Michaelmas descended just behind Watson and Campion, into a batting of light reflected from every surface, into a cup of nose-searing cool washed brilliance whose horizon was white mountaintops higher than the clouds. The field was located high enough above the Aar, and far enough from the city itself, to touch him with the sight of the Old City on its neck of land in the acute bend of the river, looking as unreally arranged as a literal painting. It was with that thought, blinking, that he managed to locate himself in time, space, and beauty, and so consider that his soul had caught up with him.

There was a considerable commotion going on at the shuttle lounge debarking ramp. Movement out of the lounge had stopped. Watson had been right about any number of details : it was likely that half the journalists in Europe were on the scene, and there was a gesticulating, elbowing crowd of them there, many of them in berets and trenchcoats, displaying the freelance spirit.

Even the people with staff jobs had caught the infection either here or much earlier, and there was the usual jostling with intent to break directed at any loosely held piece of equipment. There was a bewildering variety of that — sound and video recorders both flat and stereo, film cameras, and old minicams as well as holograph recorders —as if every pawnbroker on the continent were smiling this morning. Most of the people down here had to be working on speculation. There weren’t enough media contracts or staff jobs in the world to support that mob, or, truth to tell, speculation markets either.

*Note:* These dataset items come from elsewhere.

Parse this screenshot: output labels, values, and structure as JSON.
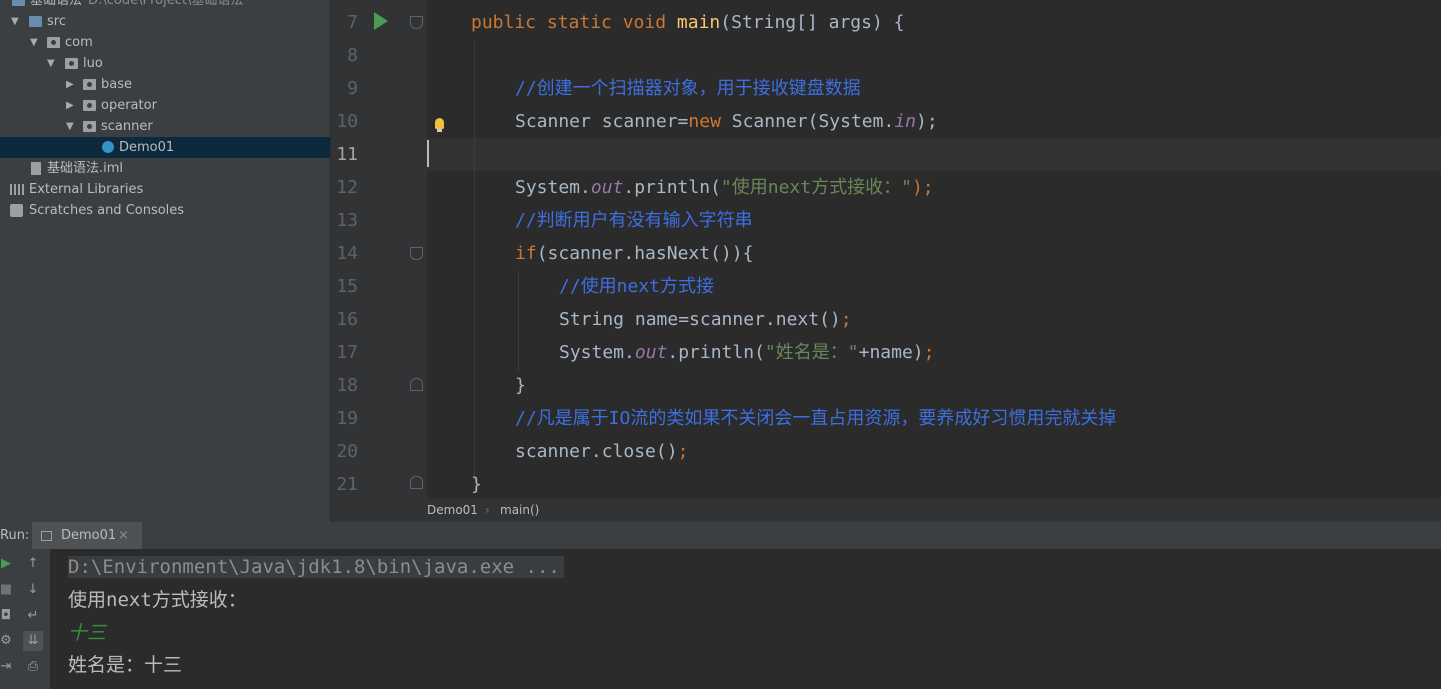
{
  "project_tree": {
    "root": {
      "label": "基础语法",
      "path_hint": "D:\\code\\Project\\基础语法"
    },
    "items": [
      {
        "label": "src"
      },
      {
        "label": "com"
      },
      {
        "label": "luo"
      },
      {
        "label": "base"
      },
      {
        "label": "operator"
      },
      {
        "label": "scanner"
      },
      {
        "label": "Demo01"
      },
      {
        "label": "基础语法.iml"
      },
      {
        "label": "External Libraries"
      },
      {
        "label": "Scratches and Consoles"
      }
    ]
  },
  "editor": {
    "line_numbers": [
      "7",
      "8",
      "9",
      "10",
      "11",
      "12",
      "13",
      "14",
      "15",
      "16",
      "17",
      "18",
      "19",
      "20",
      "21"
    ],
    "code": {
      "l7": {
        "a": "public static void ",
        "b": "main",
        "c": "(String[] args) {"
      },
      "l9": "//创建一个扫描器对象，用于接收键盘数据",
      "l10": {
        "a": "Scanner scanner=",
        "b": "new ",
        "c": "Scanner(System.",
        "d": "in",
        "e": ");"
      },
      "l12": {
        "a": "System.",
        "b": "out",
        "c": ".println(",
        "d": "\"使用next方式接收：\"",
        "e": ");"
      },
      "l13": "//判断用户有没有输入字符串",
      "l14": {
        "a": "if",
        "b": "(scanner.hasNext()){"
      },
      "l15": "//使用next方式接",
      "l16": {
        "a": "String name=scanner.next()",
        "b": ";"
      },
      "l17": {
        "a": "System.",
        "b": "out",
        "c": ".println(",
        "d": "\"姓名是：\"",
        "e": "+name)",
        "f": ";"
      },
      "l18": "}",
      "l19": "//凡是属于IO流的类如果不关闭会一直占用资源，要养成好习惯用完就关掉",
      "l20": {
        "a": "scanner.close()",
        "b": ";"
      },
      "l21": "}"
    }
  },
  "breadcrumb": {
    "items": [
      "Demo01",
      "main()"
    ]
  },
  "run": {
    "label": "Run:",
    "tab_label": "Demo01",
    "console": {
      "command": "D:\\Environment\\Java\\jdk1.8\\bin\\java.exe ...",
      "prompt": "使用next方式接收：",
      "input": "十三",
      "output": "姓名是：十三"
    }
  },
  "colors": {
    "keyword": "#cc7832",
    "comment": "#3d6fe0",
    "string": "#6a8759",
    "field": "#9876aa",
    "method": "#ffc66d",
    "run_green": "#499c54"
  }
}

The current compromise pronunciation of his name seemed to be Mikkelmoss! and emerged most often from the gaggle of voices. Lenses glittering like an array of Assyrians, they tried to get to him in the lounge or cannily waited for him to ensnare himself among them. Michaelmas could feel himself blushing, his round cheeks hot under his crinkling eyes. He could not help smiling, either, as he discovered a staff cameraman for Watson’s client network actually shooting for a zoom close-up of him over Watson’s shoulder. It was Campion who raised his comm unit to block that shot; Watson had his head down and was working his way through the crowd with effective hips and shoulders.

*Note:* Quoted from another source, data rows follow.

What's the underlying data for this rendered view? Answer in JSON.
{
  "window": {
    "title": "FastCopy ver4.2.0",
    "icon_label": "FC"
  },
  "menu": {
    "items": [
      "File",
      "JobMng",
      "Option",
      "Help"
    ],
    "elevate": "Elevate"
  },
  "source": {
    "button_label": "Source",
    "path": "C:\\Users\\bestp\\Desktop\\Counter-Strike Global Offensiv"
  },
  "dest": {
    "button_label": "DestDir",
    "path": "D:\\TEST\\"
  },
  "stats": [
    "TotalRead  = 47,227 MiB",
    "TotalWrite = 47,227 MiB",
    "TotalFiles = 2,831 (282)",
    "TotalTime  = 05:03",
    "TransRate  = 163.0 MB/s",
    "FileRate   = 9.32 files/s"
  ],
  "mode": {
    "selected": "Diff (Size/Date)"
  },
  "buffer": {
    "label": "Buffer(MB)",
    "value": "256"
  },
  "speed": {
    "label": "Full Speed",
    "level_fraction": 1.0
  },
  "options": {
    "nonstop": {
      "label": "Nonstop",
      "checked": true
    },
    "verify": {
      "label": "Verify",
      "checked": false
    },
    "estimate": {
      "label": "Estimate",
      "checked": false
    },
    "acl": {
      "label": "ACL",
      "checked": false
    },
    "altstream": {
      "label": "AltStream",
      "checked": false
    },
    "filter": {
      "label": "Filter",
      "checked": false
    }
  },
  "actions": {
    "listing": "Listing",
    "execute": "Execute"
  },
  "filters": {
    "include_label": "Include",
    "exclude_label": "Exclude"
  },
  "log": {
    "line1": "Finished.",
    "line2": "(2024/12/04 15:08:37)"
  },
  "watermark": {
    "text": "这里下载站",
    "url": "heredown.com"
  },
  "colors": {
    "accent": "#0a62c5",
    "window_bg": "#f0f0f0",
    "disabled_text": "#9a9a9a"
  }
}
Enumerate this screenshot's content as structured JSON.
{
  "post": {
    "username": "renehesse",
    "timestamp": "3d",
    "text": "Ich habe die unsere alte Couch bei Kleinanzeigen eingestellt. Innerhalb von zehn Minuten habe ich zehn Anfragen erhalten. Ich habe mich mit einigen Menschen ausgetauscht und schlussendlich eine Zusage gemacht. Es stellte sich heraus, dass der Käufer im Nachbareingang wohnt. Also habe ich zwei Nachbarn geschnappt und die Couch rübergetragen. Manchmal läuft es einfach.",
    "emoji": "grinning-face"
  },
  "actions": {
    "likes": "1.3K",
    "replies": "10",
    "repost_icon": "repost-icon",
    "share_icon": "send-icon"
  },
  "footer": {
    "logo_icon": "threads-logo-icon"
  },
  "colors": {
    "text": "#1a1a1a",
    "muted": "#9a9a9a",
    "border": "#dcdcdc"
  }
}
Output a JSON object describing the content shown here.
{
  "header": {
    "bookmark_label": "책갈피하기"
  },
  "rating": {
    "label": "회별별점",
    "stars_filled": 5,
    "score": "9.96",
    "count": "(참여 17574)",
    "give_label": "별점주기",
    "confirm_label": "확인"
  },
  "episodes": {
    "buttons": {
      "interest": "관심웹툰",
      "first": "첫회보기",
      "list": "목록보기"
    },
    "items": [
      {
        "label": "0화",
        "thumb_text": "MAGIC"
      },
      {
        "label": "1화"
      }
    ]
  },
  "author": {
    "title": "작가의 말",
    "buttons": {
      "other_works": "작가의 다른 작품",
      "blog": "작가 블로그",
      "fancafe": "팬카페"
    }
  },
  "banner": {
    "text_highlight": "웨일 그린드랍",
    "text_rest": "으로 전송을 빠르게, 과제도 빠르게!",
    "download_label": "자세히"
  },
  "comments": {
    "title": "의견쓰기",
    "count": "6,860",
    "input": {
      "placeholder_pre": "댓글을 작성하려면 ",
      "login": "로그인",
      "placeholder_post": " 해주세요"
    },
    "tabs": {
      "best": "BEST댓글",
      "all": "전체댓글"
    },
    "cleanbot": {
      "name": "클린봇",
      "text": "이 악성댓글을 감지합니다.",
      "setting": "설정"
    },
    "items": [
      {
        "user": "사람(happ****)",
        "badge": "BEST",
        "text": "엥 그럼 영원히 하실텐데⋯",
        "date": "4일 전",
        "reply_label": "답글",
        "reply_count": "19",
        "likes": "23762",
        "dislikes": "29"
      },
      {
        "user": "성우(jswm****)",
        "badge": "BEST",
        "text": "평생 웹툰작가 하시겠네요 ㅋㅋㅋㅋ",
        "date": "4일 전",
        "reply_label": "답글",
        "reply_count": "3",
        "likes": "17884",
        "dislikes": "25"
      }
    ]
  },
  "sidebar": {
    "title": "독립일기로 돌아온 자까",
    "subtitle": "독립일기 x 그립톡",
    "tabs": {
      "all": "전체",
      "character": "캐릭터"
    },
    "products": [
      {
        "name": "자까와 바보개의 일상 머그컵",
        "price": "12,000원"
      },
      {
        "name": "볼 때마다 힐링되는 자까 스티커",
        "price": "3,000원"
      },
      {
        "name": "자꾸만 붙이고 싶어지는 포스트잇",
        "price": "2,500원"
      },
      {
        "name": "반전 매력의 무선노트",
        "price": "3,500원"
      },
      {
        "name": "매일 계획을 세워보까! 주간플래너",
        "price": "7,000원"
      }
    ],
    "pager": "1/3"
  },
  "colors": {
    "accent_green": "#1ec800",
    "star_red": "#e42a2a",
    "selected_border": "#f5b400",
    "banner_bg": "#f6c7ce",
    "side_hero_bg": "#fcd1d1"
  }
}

The first man to get to Michaelmas —a wiry, shock-headed type with blue jaws, body odour, and an elaborate but obsolescent sound recorder—clutched a hand-rail, planted his feet to block passage fore and aft, and shot his microphone forward. “Is true dzey findet wreckidge Kolonel Norwoot’s racquet?” “What is your comment on that, sir, please?” came from a BBC man down on the ground beside the ramp with a shotgun microphone, an amplifier strapped over his mouth and phones on his ears. His camera was built into his helmet, exposure sensors flashing.

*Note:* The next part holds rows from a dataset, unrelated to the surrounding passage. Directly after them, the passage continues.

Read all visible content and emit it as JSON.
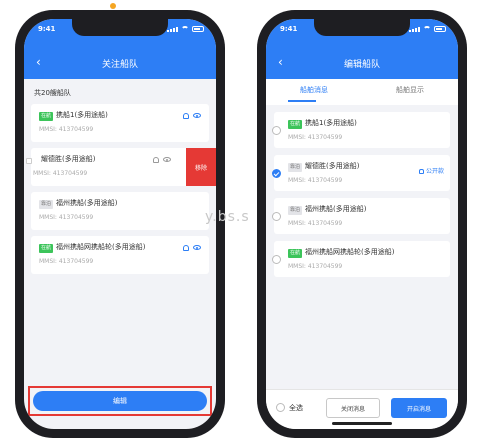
{
  "watermark": "y.bs.s",
  "left_phone": {
    "time": "9:41",
    "title": "关注船队",
    "count_text": "共20艘船队",
    "vessels": [
      {
        "tag": "在航",
        "tag_color": "green",
        "name": "携船1(多用途船)",
        "mmsi": "MMSI: 413704599"
      },
      {
        "tag": "",
        "tag_color": "box",
        "name": "耀德胜(多用途船)",
        "mmsi": "MMSI: 413704599",
        "action": "移除"
      },
      {
        "tag": "靠泊",
        "tag_color": "gray",
        "name": "福州携船(多用途船)",
        "mmsi": "MMSI: 413704599"
      },
      {
        "tag": "在航",
        "tag_color": "green",
        "name": "福州携船网携船轮(多用途船)",
        "mmsi": "MMSI: 413704599"
      }
    ],
    "edit_button": "编辑"
  },
  "right_phone": {
    "time": "9:41",
    "title": "编辑船队",
    "tabs": [
      "船舶消息",
      "船舶显示"
    ],
    "active_tab": 0,
    "vessels": [
      {
        "tag": "在航",
        "tag_color": "green",
        "name": "携船1(多用途船)",
        "mmsi": "MMSI: 413704599",
        "checked": false
      },
      {
        "tag": "靠泊",
        "tag_color": "gray",
        "name": "耀德胜(多用途船)",
        "mmsi": "MMSI: 413704599",
        "checked": true,
        "badge": "公开款"
      },
      {
        "tag": "靠泊",
        "tag_color": "gray",
        "name": "福州携船(多用途船)",
        "mmsi": "MMSI: 413704599",
        "checked": false
      },
      {
        "tag": "在航",
        "tag_color": "green",
        "name": "福州携船网携船轮(多用途船)",
        "mmsi": "MMSI: 413704599",
        "checked": false
      }
    ],
    "select_all": "全选",
    "close_msg": "关闭消息",
    "open_msg": "开启消息"
  },
  "colors": {
    "primary": "#2d7ef5",
    "danger": "#e53935",
    "sailing": "#3cc45a"
  }
}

And so forth. Michaelmas made his way through them, working his way towards Customs and the cab rank, feeling a sudden burst of autumn chill as someone opened a door; smiling, making brief reasonable comments about his own lack of information. Domino was saying to him: “Remember, Mickeymouse—you are but a man.” As he cleared the fringes of the crowd, Domino also said : “You have a suite at the Excelsior and an eight a.m. appointment with your crew director. That is forty-eight minutes from… now.”